社内で上映する映像は、社外向けとつくり方が変わる
制作で最初に決めるのは演出案ではなくゴールです。誰に、何を持ち帰ってほしいか。社外向けのブランドムービーであれば「行ってみたい」と思わせれば成立しますが、社内イベントで上映する映像のゴールはそこではありません。
客席に座っているのは、同じ会社で別の店舗に立っている仲間です。しかも画面に映っているのは、その中の一店舗。よその店の紹介として見られてしまった時点で、この映像は失敗します。だから設計上のゴールを、「新宿がすごい」ではなく「自分の店でも同じことができるはずだ」と思ってもらうことに置きました。
DREAM ON様は「すべてのお店がデザインもコンセプトもメニューも全部違う」「みんなで考えてみんなで創る」という考え方で店舗を増やしてこられた会社です。全店共通のフォーマットがないからこそ、一店舗の話を全社の話に翻訳する役目を、この映像が引き受ける必要がありました。
主役は店ではなく、そこにある「好き」
映像の軸に置いたのは「好き」という言葉です。この飲食が大好き、という一人称から始めて、最後に「このお店はたくさんの好きであふれている」に着地させる。個人の動機から入り、それが集まった状態として店を定義する順番にしました。
逆にすると、店のコンセプト説明が先に立って、働いている人があとから紹介される映像になります。
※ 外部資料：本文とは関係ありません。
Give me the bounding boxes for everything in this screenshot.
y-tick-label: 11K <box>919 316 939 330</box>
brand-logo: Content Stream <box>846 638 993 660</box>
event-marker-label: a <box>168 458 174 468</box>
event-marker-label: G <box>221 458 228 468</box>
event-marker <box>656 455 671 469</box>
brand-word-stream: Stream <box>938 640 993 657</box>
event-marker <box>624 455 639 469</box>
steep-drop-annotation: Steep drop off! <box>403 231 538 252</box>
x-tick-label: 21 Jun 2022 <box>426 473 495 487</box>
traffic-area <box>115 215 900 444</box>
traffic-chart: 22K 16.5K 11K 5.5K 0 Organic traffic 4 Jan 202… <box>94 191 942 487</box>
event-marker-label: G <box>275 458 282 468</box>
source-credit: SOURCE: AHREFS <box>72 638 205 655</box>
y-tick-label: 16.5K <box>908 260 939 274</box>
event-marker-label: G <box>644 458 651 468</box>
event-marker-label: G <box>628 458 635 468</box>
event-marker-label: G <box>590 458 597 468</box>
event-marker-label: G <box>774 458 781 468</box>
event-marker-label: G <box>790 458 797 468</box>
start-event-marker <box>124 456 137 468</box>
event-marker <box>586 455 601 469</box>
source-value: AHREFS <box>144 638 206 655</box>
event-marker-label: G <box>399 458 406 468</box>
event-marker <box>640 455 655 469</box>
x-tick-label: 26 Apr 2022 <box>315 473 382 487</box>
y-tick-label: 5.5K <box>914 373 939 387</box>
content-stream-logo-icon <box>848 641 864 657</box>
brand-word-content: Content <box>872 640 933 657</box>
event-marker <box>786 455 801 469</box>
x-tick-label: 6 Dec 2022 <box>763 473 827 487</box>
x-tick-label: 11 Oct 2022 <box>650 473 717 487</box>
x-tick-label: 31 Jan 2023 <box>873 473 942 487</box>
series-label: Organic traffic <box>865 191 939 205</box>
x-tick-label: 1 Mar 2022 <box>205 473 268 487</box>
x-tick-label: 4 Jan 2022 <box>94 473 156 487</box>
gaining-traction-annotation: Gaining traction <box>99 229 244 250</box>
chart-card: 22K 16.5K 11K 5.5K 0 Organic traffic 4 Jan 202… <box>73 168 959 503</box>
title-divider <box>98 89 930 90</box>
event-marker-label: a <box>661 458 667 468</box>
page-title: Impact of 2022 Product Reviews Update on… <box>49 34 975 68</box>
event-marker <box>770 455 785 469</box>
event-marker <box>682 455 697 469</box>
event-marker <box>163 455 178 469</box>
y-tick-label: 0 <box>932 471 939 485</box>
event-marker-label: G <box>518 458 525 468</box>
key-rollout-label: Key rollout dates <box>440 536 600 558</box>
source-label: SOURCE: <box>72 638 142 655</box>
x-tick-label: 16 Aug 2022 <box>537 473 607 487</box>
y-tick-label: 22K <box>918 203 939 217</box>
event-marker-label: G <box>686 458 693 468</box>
それでは「僕らは人が輝くお店でありたい」という会社の考え方と順番が逆になってしまう。人が先、店があと。この並び順だけは崩さないようにしています。
だから内装やメニューのカットも、美しく見せるためではなく、誰かの「好き」が形になったものとして撮っています。青いタイル、真鍮のランプ、手書きで壁に残された言葉。設計されたデザインというより、積み重なった痕跡として映るように意識しました。
演じさせない。壁の落書きまで含めて、その店の言葉
私たちはイベント制作でも、登壇者を技術で武装させないことを大事にしています。話し方を整えるより、その人がその人のまま話せる状態をつくるほうが、結局いちばん届く。映像でも同じで、スタッフに笑顔をつくってもらう指示は出していません。
印象的だったのは、壁に手書きで残されていた来店客と店のやりとりでした。作り込んだメッセージボードではなく、その場で書かれた文字。この店が日々どんな関係をお客様と結んできたかが、演出では絶対に出せない密度で残っていました。
「あなたに会いに来たよ」と言ってもらえる店をつくる。「店作りは街作り」。会社が言葉にしてきたことが、この壁の一角にすべて出ていると感じたので、そこは説明を足さずにそのまま置いています。
1分53秒を、その日の感情曲線のどこに置くか
社内イベントの映像は、単体の出来より置かれる位置のほうが結果を左右します。当日のタイムテーブルには進行だけでなく感情の起伏を書き込んでいて、この映像はどの山の手前にあり、直後に誰が何を話すのかまで含めて尺と温度を決めています。
1分53秒という長さは、情報を詰めた結果ではありません。長くすれば一店舗の話に見えてしまい、短くすれば感情が動く前に終わる。会場が静かになって、そのまま次のプログラムに入っていける長さを探した結果です。
私たちが成果物と考えているのは、当日ではなく余韻です。イベントが終わって各自の店舗に戻ったあと、自分の店の「好き」を誰かに話したくなっていること。そこまでが、この映像の射程だと思っています。「毎日が冒険」「ビジネスよりワクワクを優先する」という会社の姿勢を、上映という形で一度全員に返す時間でした。